Thanks to Uber’s misadventures, self-driving cars have been hitting the headlines lately. But how much do we know about how they work and are they truly all they’re cracked up to be?
How it works
Self-driving cars are built around a sophisticated combination of three separate technologies – sensors, connectivity and software/control algorithms.
We’re already familiar with sensors thanks to advanced safety features like blind-spot monitoring, lane assistance and forward collision warning. Throw in sensors for radar, ultrasonics and cameras and you’ve got all the tech you need for fully autonomous driving.
When it comes to safe self-driving tech, the devil is in the data. Connectivity supplies all the info self-driving cars need to keep us safe on the road – things like the latest traffic, weather, surface conditions, construction, maps and road infrastructure.

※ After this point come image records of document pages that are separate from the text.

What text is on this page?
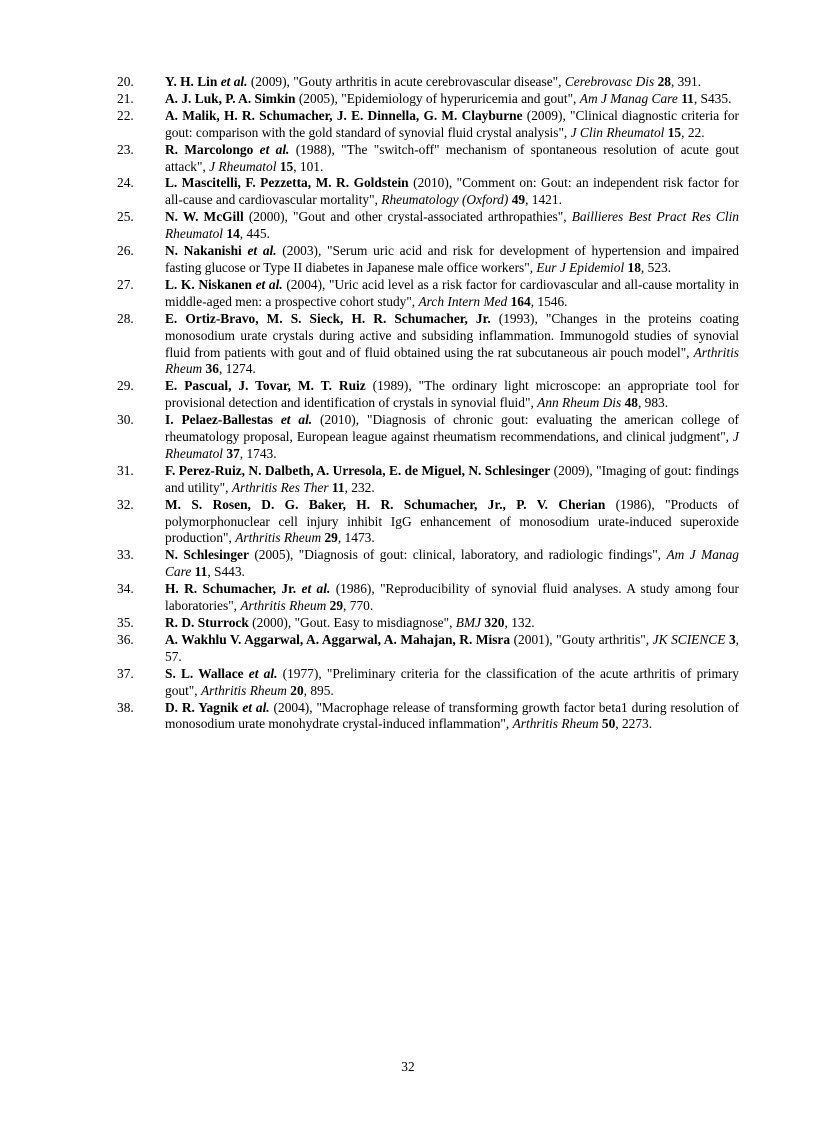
20. Y. H. Lin et al. (2009), "Gouty arthritis in acute cerebrovascular disease", Cerebrovasc Dis 28, 391.
21. A. J. Luk, P. A. Simkin (2005), "Epidemiology of hyperuricemia and gout", Am J Manag Care 11, S435.
22. A. Malik, H. R. Schumacher, J. E. Dinnella, G. M. Clayburne (2009), "Clinical diagnostic criteria for gout: comparison with the gold standard of synovial fluid crystal analysis", J Clin Rheumatol 15, 22.
23. R. Marcolongo et al. (1988), "The "switch-off" mechanism of spontaneous resolution of acute gout attack", J Rheumatol 15, 101.
24. L. Mascitelli, F. Pezzetta, M. R. Goldstein (2010), "Comment on: Gout: an independent risk factor for all-cause and cardiovascular mortality", Rheumatology (Oxford) 49, 1421.
25. N. W. McGill (2000), "Gout and other crystal-associated arthropathies", Baillieres Best Pract Res Clin Rheumatol 14, 445.
26. N. Nakanishi et al. (2003), "Serum uric acid and risk for development of hypertension and impaired fasting glucose or Type II diabetes in Japanese male office workers", Eur J Epidemiol 18, 523.
27. L. K. Niskanen et al. (2004), "Uric acid level as a risk factor for cardiovascular and all-cause mortality in middle-aged men: a prospective cohort study", Arch Intern Med 164, 1546.
28. E. Ortiz-Bravo, M. S. Sieck, H. R. Schumacher, Jr. (1993), "Changes in the proteins coating monosodium urate crystals during active and subsiding inflammation. Immunogold studies of synovial fluid from patients with gout and of fluid obtained using the rat subcutaneous air pouch model", Arthritis Rheum 36, 1274.
29. E. Pascual, J. Tovar, M. T. Ruiz (1989), "The ordinary light microscope: an appropriate tool for provisional detection and identification of crystals in synovial fluid", Ann Rheum Dis 48, 983.
30. I. Pelaez-Ballestas et al. (2010), "Diagnosis of chronic gout: evaluating the american college of rheumatology proposal, European league against rheumatism recommendations, and clinical judgment", J Rheumatol 37, 1743.
31. F. Perez-Ruiz, N. Dalbeth, A. Urresola, E. de Miguel, N. Schlesinger (2009), "Imaging of gout: findings and utility", Arthritis Res Ther 11, 232.
32. M. S. Rosen, D. G. Baker, H. R. Schumacher, Jr., P. V. Cherian (1986), "Products of polymorphonuclear cell injury inhibit IgG enhancement of monosodium urate-induced superoxide production", Arthritis Rheum 29, 1473.
33. N. Schlesinger (2005), "Diagnosis of gout: clinical, laboratory, and radiologic findings", Am J Manag Care 11, S443.
34. H. R. Schumacher, Jr. et al. (1986), "Reproducibility of synovial fluid analyses. A study among four laboratories", Arthritis Rheum 29, 770.
35. R. D. Sturrock (2000), "Gout. Easy to misdiagnose", BMJ 320, 132.
36. A. Wakhlu V. Aggarwal, A. Aggarwal, A. Mahajan, R. Misra (2001), "Gouty arthritis", JK SCIENCE 3, 57.
37. S. L. Wallace et al. (1977), "Preliminary criteria for the classification of the acute arthritis of primary gout", Arthritis Rheum 20, 895.
38. D. R. Yagnik et al. (2004), "Macrophage release of transforming growth factor beta1 during resolution of monosodium urate monohydrate crystal-induced inflammation", Arthritis Rheum 50, 2273.
32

Last but not least, software/control algorithms capture the data from sensors and connectivity and make decisions about steering, braking, speed and route guidance on our behalf. Given the unpredictability of the driving environment and the number of scenarios the software must take into account, this is by far the most complex part of the self-driving equation.
Supporters of self-driving cars argue they’re safer than we humans will ever be. They’re not easily distracted, don’t act on impulse and aren’t unduly affected by stress. Other obvious pros include a reduction in traffic accidents and drunk driving, easy access for older and disabled drivers and more traffic on the road thanks to sensors allowing cars to travel more closely behind one another.
Besides the legal minefield of who is responsible in the event of an accident, other cons include cost, providing adequate security against potential hackers and weather conditions wreaking havoc on sensors located on the exterior of the car.
Whether you’re in or you’re out, self-driving technology is destined to become part of our future. The only question that remains is how long it’ll take to become our ‘new normal’.